Monday, March 7, 2011

Poetry Is Impossibly Difficult to Define

A broadside from al-Mutanabbi Street Starts Here, a wonderful project
begun by San Francisco writer and bookseller Beau Beausoleil.
See the collection at http://www.library.fau.edu/depts/spc/JaffeCenter/collection/al-mutanabbi/index.php
Kim Rosen, in an interview in The Sun (December 2010), describes poetry as "containing the grit of humanity right next to the vastness of being."

The other night, at a reading in memory of Baghdad's book-centric al-Mutanabbi Street, New Mexico History Museum curator Tom Leach introduced the event by saying that poems are "the opposite of war."

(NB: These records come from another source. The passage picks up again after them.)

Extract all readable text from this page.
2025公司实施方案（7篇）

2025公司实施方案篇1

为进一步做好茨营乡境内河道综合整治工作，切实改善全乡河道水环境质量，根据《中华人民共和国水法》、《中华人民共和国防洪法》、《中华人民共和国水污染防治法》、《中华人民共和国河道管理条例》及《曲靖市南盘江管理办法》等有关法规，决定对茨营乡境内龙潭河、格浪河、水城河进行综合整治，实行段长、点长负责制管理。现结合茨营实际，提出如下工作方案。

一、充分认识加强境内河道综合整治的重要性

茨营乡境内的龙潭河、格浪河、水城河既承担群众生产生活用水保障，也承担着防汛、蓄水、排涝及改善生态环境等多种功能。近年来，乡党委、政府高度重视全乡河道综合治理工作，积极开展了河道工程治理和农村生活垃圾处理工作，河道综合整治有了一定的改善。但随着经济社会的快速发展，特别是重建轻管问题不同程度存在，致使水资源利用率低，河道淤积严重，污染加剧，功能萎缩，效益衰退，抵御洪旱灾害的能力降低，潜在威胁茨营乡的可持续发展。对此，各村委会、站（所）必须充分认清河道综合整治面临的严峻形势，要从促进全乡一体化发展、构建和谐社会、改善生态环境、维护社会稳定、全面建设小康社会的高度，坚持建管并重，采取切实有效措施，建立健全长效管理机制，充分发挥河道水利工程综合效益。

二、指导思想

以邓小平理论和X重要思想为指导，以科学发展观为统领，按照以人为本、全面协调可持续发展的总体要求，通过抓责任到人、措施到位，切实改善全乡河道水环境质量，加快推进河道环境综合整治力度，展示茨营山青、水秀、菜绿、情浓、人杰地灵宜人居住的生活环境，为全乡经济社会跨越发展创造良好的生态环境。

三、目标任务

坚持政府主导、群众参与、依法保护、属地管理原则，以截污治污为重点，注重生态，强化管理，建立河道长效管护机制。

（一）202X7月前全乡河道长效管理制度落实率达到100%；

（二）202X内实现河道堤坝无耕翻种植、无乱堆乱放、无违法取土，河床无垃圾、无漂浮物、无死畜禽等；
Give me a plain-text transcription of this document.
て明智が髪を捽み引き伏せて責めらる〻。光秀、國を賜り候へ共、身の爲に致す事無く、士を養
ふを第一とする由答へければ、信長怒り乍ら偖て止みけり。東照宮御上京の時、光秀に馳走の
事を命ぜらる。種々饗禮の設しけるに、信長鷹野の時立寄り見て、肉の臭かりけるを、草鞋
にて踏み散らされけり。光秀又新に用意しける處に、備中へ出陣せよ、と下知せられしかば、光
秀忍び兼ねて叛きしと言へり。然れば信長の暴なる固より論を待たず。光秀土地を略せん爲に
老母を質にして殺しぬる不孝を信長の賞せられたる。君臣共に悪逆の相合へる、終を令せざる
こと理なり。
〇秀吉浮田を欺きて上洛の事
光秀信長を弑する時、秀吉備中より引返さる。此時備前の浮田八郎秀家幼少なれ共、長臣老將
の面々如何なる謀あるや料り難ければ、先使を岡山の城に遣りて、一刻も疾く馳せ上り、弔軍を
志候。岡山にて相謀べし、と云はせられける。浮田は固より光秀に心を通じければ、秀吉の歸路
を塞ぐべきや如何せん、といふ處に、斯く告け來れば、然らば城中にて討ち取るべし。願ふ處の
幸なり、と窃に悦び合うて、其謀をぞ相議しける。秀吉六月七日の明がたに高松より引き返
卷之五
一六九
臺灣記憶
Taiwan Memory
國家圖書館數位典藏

These thoughts cheer me. Poems are what I turn to to smooth away the distress of war, and to express my sadness/madness/uncertainty. These are also, often, the reasons why I write, though there are others.

Yesterday, getting ready for an upcoming performance, I pulled a recent favorite poem of mine, a stream-of-consciousness block of poetic language with myriad twists and turns. Trying to find it in my collection of papers, I passed numerous poems I had written that are fragmentary and challenging.

So, I see, in my own writing, there's room for every style of poem - from narrative to abstract, from disturbed to grateful.